Jones ve Davis Atıf Modeli
Jones ve Davis (1965), Heider'in perspektifinde, 'uyuşan çıkarımlar teorisi' de (theory of correspondent inference) denilen ilk atıf modelini ortaya koymuşlardır. Jones ve Nisbet'e göre temel sorun, bir bireyin diğerinin kişilik özelliklerine atıf yapmak üzere, görünen davranışlarından hareketle, onun niyetlerini nasıl kestirdiğinin ortaya konmasıdır.Zira gözlemci durumundaki bireyler, aktörün davranışlarının özel bir kişilik çizgisinden ya da kişisel bir yatkınlıktan ileri geldiğini düşünmektedirler:
Örneğin bir kişinin saldırgan davranışı, onun saldırgan olmasından ileri gelmektedir. Bu sorun, davranışlar ile -bunları açıklayıcı- kişilik çizgileri (karakter özellikleri, niyetler, kişisel dispozisyonlar/yatkınlıklar) arasında bir bağ kurma, yani iki öğeyi tekabül ettirme sorunudur.Bu durumda, tekabüliyetin ya da uyuşmanın nasıl kurulduğuna, niyetin atfedilme koşullarına bakmak gerekir. Jones ve Nisbet'e göre bunun koşullarından biri, gözlemcinin inancına göre, 'aktörün kendi davranışının sonuçlarının bilincinde olması', bir diğeri, 'aktörün, bu davranışı yapma kapasitesine sahip olması'dır.Nihayet yine gözlemciye göre aktörün belirli bir tercih özgürlüğünün olması, yani söz konusu bir davranışı, seçenek davranışlar varken yapması gerekir, zira ancak bu durumda aktörün bir davranışı, çevresel gereklerin zoruyla veya mecburen değil, isteyerek yaptığından emin olmak mümkündür. Bu koşullar yerine gelmemişse, gözlemci açısından aktörün davranışı, kişisel bir yatkınlığa veya kişilik çizgisine atfedilemez.

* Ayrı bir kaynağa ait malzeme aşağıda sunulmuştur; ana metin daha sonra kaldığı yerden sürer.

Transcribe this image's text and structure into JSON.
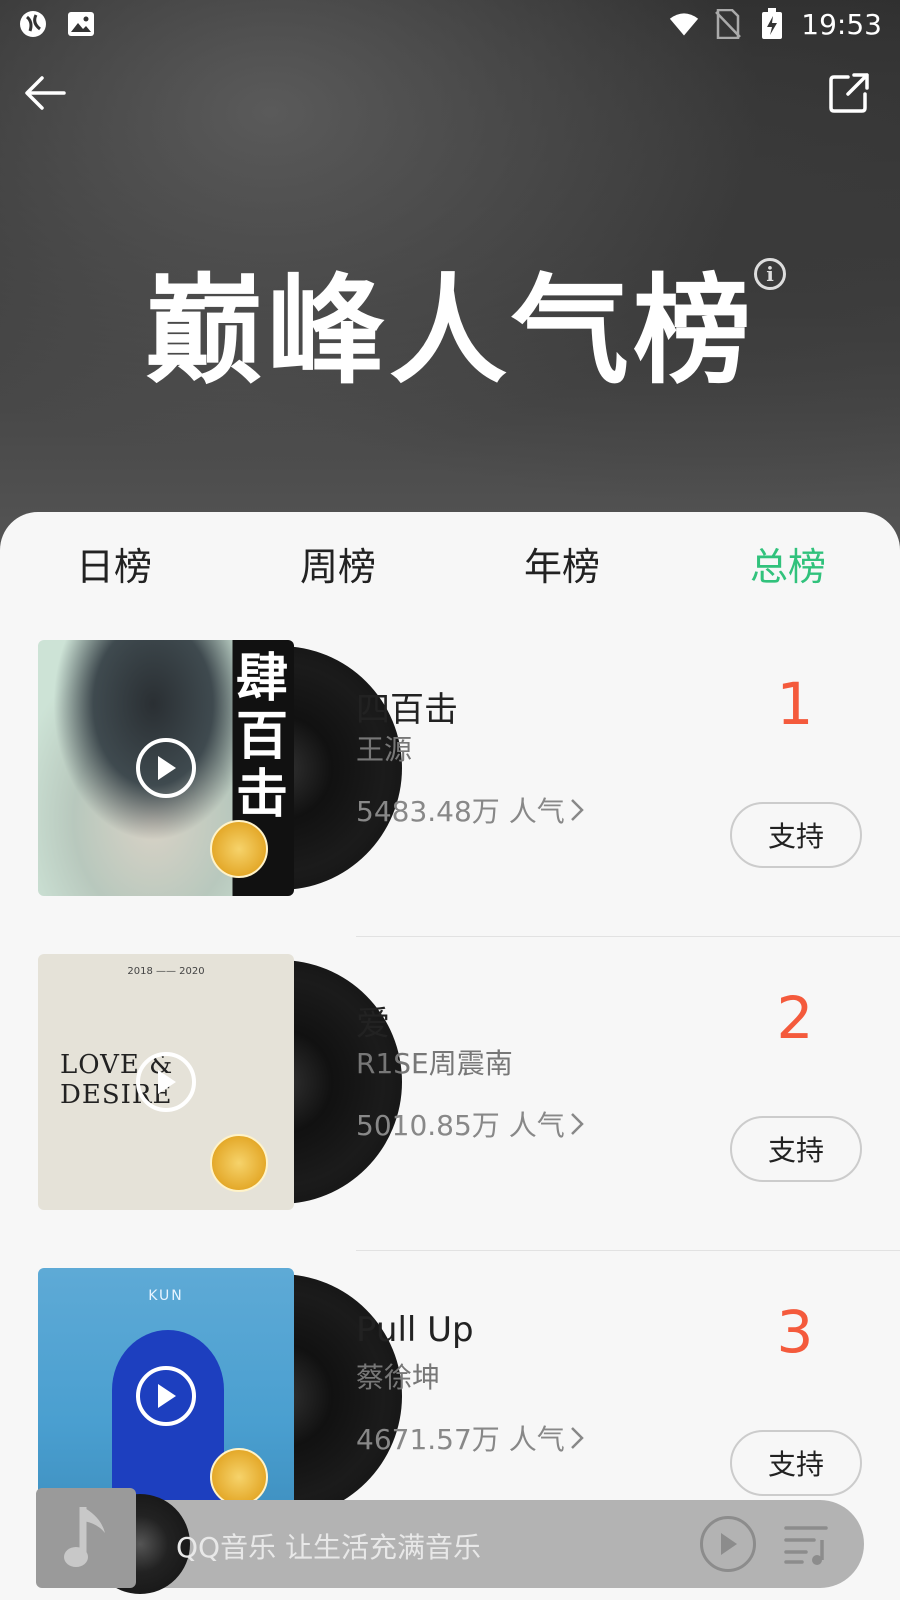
{
  "status_bar": {
    "time": "19:53"
  },
  "header": {
    "title": "巅峰人气榜"
  },
  "tabs": [
    {
      "label": "日榜"
    },
    {
      "label": "周榜"
    },
    {
      "label": "年榜"
    },
    {
      "label": "总榜"
    }
  ],
  "ranking": [
    {
      "rank": "1",
      "title": "四百击",
      "artist": "王源",
      "popularity": "5483.48万 人气",
      "support_label": "支持",
      "cover_text": "肆百击"
    },
    {
      "rank": "2",
      "title": "爱",
      "artist": "R1SE周震南",
      "popularity": "5010.85万 人气",
      "support_label": "支持",
      "cover_top": "2018 —— 2020",
      "cover_text": "LOVE & DESIRE"
    },
    {
      "rank": "3",
      "title": "Pull Up",
      "artist": "蔡徐坤",
      "popularity": "4671.57万 人气",
      "support_label": "支持",
      "cover_top": "KUN"
    }
  ],
  "mini_player": {
    "text": "QQ音乐 让生活充满音乐"
  },
  "colors": {
    "accent": "#31c27c",
    "rank": "#f45a3c"
  }
}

Bu noktada Jones ve Davis, yeni bir soruna dikkat çekerler. Bir davranışın birbirinden farklı pek çok sonucu olabilir veya farklı davranışlar aynı sonuca yol açabilir. Bu durumda aktör, kişisel bir özelliğe yönelik atıflarından nasıl emin olabilir? Bunun için iki davranışın ortak olmayan sonucuna (veya sonuçlarına) bakabilir, özgül bir kişilik çizgisine tekabül eden sonuç, ortak olmayan sonuçtur. Aksine ortak sonuçlar, bu davranışlardan birinin veya diğerinin niçin tercih edildiğini açıklamaya yaramazlar.
Bu koşullar yerine geldiğinde atıf süreci şu şekilde oluşur: İlk olarak gözlemci, davranışın sonuçlarını belirler; ikinci olarak bu sonuçlan, seçenek davranışın sonuçlarıyla karşılaştırır ve böylece (varsa) ortak olan ve özgül olan sonuçları saptar; üçüncü olarak gözlemci, yapılan davranış ile yapılmayan davranışın özgül sonuçlarından hareketle söz konusu davranış (yapılan davranış) ile bir niyet veya kişilik çizgisi arasındaki uyuşmayı belirler.
Bunlara ek olarak Jones ve Davis, gözlemcinin, aynı durumda başka kişilerin ne yapacağı konusundaki görüşünün önemli olduğunu ve sosyal arzulanırlığı yüksek olan sonuçlara daha duyarlı olduğunu öne sürerler. Onlara göre, aktör tarafından tercih edilen bir davranışın herkes tarafından arzulanır olması, aktörün tekil özellikleri konusunda bilgilendirici değildir. Aksine eğer tercih edilen davranış, seçenek davranışlardan daha az arzulanır olduğunda, aktör hakkında daha çok bilgi verirler.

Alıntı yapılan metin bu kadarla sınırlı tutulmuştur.